I’ll probably elaborate certain points separately in upcoming posts. In short, Denver, and Colorado in general, is amazing. I definitely have to come back at some point to do more hiking. And now I really want to climb a mountain. I’m finally getting over my altitude sickness, which is nice because I don’t particularly feel like being sick for the conference. I’m just too excited right now to make a really good post. This week is going to be AMAZING.

Six

Things I realized yesterday:

-I’m depressed. I probably have been for the last two or three weeks.

-I have a friend at school who I see on a regular basis. Maybe two. But most definitely one.

-This human emotion called friendship* is the best thing in the world.

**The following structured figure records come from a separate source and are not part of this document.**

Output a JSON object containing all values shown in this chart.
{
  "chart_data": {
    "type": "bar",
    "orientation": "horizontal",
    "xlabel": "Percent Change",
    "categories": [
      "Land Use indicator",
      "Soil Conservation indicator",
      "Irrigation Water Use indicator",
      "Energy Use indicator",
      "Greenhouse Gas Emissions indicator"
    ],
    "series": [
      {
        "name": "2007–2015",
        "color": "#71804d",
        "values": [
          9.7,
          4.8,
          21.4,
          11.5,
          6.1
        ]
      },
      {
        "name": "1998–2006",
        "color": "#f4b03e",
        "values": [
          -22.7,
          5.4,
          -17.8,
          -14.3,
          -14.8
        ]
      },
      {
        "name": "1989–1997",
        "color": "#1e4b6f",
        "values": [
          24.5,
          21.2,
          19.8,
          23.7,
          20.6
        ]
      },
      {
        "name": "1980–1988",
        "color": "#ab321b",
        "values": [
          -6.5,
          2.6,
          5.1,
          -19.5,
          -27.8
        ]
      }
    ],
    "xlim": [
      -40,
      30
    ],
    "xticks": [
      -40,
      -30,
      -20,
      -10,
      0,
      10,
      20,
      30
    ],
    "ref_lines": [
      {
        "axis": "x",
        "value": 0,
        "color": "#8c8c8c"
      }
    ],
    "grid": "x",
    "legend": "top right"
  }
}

-I really like World of Warcraft.

The feeling of being depressed is horrible. But today I’m feeling like pulling myself out of it. So I’m making a list of things for which I am proud. I don’t know if this will help, but right now I think it might so I have to do it.

Today:

-I got out of bed this morning.

-Even though I completely forgot about course registration, I managed to get into all the classes I wanted to take (Gravity and Abstract Algebra FTW!).

-I went to Classical this morning.

-I identified an ODE as non-separable.

-I identified that same ODE as inhomogeneous.

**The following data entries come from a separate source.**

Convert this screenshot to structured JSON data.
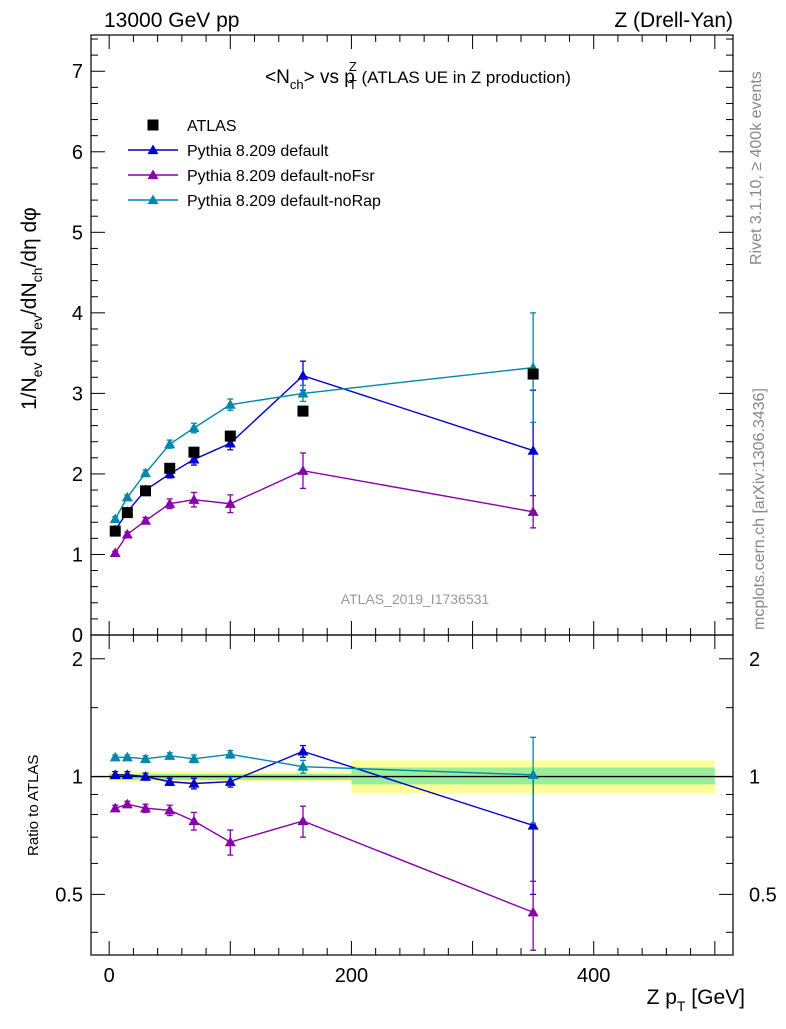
{
  "header": {
    "left": "13000 GeV pp",
    "right": "Z (Drell-Yan)"
  },
  "side": {
    "rivet": "Rivet 3.1.10, ≥ 400k events",
    "mcplots": "mcplots.cern.ch [arXiv:1306.3436]"
  },
  "watermark": "ATLAS_2019_I1736531",
  "chart_data": {
    "type": "scatter",
    "title": {
      "prefix": "<N",
      "prefix_sub": "ch",
      "mid": "> vs p",
      "mid_sup": "Z",
      "mid_sub": "T",
      "suffix": " (ATLAS UE in Z production)"
    },
    "xlabel": {
      "main": "Z p",
      "sub": "T",
      "tail": " [GeV]"
    },
    "ylabel": "1/N_ev dN_ch/dN_ch/dη dφ",
    "ylabel_parts": {
      "a": "1/N",
      "a_sub": "ev",
      "b": " dN",
      "b_sub": "ev",
      "c": "/dN",
      "c_sub": "ch",
      "d": "/dη dφ"
    },
    "ratio_ylabel": "Ratio to ATLAS",
    "xlim": [
      -15,
      515
    ],
    "ylim": [
      0,
      7.45
    ],
    "ratio_ylim": [
      0.35,
      2.3
    ],
    "x_ticks": [
      0,
      200,
      400
    ],
    "y_ticks": [
      0,
      1,
      2,
      3,
      4,
      5,
      6,
      7
    ],
    "ratio_ticks": [
      0.5,
      1,
      2
    ],
    "data": {
      "name": "ATLAS",
      "color": "#000000",
      "x": [
        5,
        15,
        30,
        50,
        70,
        100,
        160,
        350
      ],
      "y": [
        1.29,
        1.52,
        1.79,
        2.07,
        2.27,
        2.47,
        2.78,
        3.24
      ],
      "ratio_band_bins": [
        {
          "x": [
            0,
            200
          ],
          "inner": [
            0.98,
            1.015
          ],
          "outer": [
            0.97,
            1.03
          ]
        },
        {
          "x": [
            200,
            500
          ],
          "inner": [
            0.955,
            1.055
          ],
          "outer": [
            0.905,
            1.1
          ]
        }
      ],
      "band_colors": {
        "inner": "#99ee99",
        "outer": "#ffff99"
      }
    },
    "series": [
      {
        "name": "Pythia 8.209 default",
        "color": "#0000cc",
        "x": [
          5,
          15,
          30,
          50,
          70,
          100,
          160,
          350
        ],
        "y": [
          1.3,
          1.53,
          1.8,
          2.0,
          2.18,
          2.38,
          3.22,
          2.29
        ],
        "err": [
          0.03,
          0.03,
          0.03,
          0.05,
          0.07,
          0.08,
          0.18,
          0.75
        ],
        "ratio": [
          1.01,
          1.01,
          1.0,
          0.97,
          0.96,
          0.97,
          1.16,
          0.75
        ],
        "ratio_err": [
          0.02,
          0.02,
          0.02,
          0.02,
          0.03,
          0.03,
          0.04,
          0.25
        ]
      },
      {
        "name": "Pythia 8.209 default-noFsr",
        "color": "#8800aa",
        "x": [
          5,
          15,
          30,
          50,
          70,
          100,
          160,
          350
        ],
        "y": [
          1.02,
          1.25,
          1.42,
          1.63,
          1.68,
          1.63,
          2.04,
          1.53
        ],
        "err": [
          0.02,
          0.03,
          0.04,
          0.06,
          0.09,
          0.11,
          0.22,
          0.2
        ],
        "ratio": [
          0.83,
          0.85,
          0.83,
          0.82,
          0.77,
          0.68,
          0.77,
          0.45
        ],
        "ratio_err": [
          0.015,
          0.015,
          0.02,
          0.025,
          0.04,
          0.05,
          0.07,
          0.09
        ]
      },
      {
        "name": "Pythia 8.209 default-noRap",
        "color": "#0088aa",
        "x": [
          5,
          15,
          30,
          50,
          70,
          100,
          160,
          350
        ],
        "y": [
          1.44,
          1.71,
          2.01,
          2.37,
          2.57,
          2.86,
          3.0,
          3.32
        ],
        "err": [
          0.03,
          0.03,
          0.04,
          0.05,
          0.06,
          0.07,
          0.1,
          0.68
        ],
        "ratio": [
          1.12,
          1.12,
          1.11,
          1.13,
          1.11,
          1.14,
          1.06,
          1.01
        ],
        "ratio_err": [
          0.015,
          0.015,
          0.02,
          0.02,
          0.025,
          0.025,
          0.04,
          0.25
        ]
      }
    ]
  }
}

-I realized that having a friend means I have someone on this campus who actually believes in me and cares about me.

-I realized that even though I kind of hate myself for not catching on to the fact that I’m depressed sooner than I did, the fact is that I DID catch it, and now that I know I’m depressed I can do something about it.

-I resolved to turn this semester around. It might have started out pretty crappy, and it might feel crappy right now, but it can get better.

 

What are you proud of today?

 

*Points for guessing the reference.

Five

Last weekend I went home so I could go to a corn maze with a friend. We appeared to find the exit in less than an hour (it was really the entrance), realized we hadn’t yet walked through about half the maze, and continued exploring for the next two-ish hours. Then, exhausted, we managed to stumble out the exit less than a minute before the actors came to haunt the maze. There were lots of wooly bears and conversations and giant standing puddles of water. It had stormed the night before. Petrichor is one of the best things in the world. Right there next to the smell of cooking squash. It was definitely a bright day, whatever color it was.

It was the best weekend I’ve had in a long time.

Four

My glasses fell off my face in the middle of my Quantum exam.

Maybe I should get that checked out.